Where if you use a binding as a single, not a pair, it expands to a keyword of the binding as key and the value of the binding as the value.

But keep in mind, whole these tricks are a bit faster to type, they are riskier to accidentally refactor the bonding name and break the use of the map everywhere else, since the key changed.

Edit:

Or even something like:

(let [a 10]
  {a a, :b 20})

Where a binding used as key just gets replaced by a keyword of the same name.

1 Like

But what about…

(let [a 10 b 20]
  {a, b})

That’s {10 20} – and how would tell the difference between the intent of {a, b c} and {a b, c} since we’re already allowed to put expressions in hash maps and keys can be “anything”…?

1 Like

IIUC, we cannot use vars->map until every var has been bound to its final value.
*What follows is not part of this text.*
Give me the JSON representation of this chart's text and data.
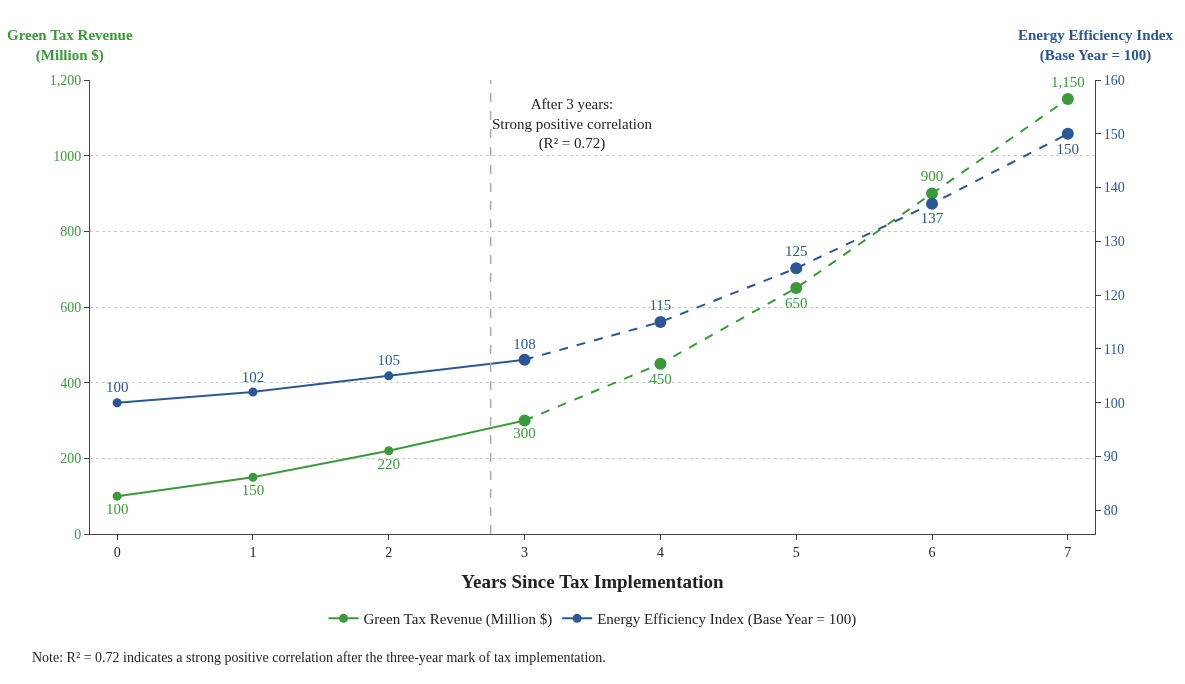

ie, (vars->map (+ a 2)) is a non-starter.

If so, vars->map is the inverse sin of LET, obfuscating the functional style.

Good point. This is where it could be nice for the comma to not just be whitespace, since it could disambiguate.

But to be fair, I didn’t think of it as a core feature, I was thinking within the context of some macro. So you could come up with whatever rule. Here I was assuming this macro doesn’t allow the value of the binding to be a key, instead this macro is used to make the var name itself a keyword key.

That’s what I was thinking reading this—how would the compiler ever comprehend which symbols are meant to be kv tuples, and not an unbalanced/shifted map—but now I’m curious to see someone write macros to respect commas and do exactly this! :laughing: Some preposterous language rewriting like Rewriting the Technical Interview

What you are saying can’t be done using macros… it has to be done through the reader.

It’s just syntatic sugar. I personally like maps the way they are. It gets complicated really quickly if js notation gets imported wholesale. what about a spread operator? what about map defaults?

having said that… a spread operator might be useful for the var-to-map macro.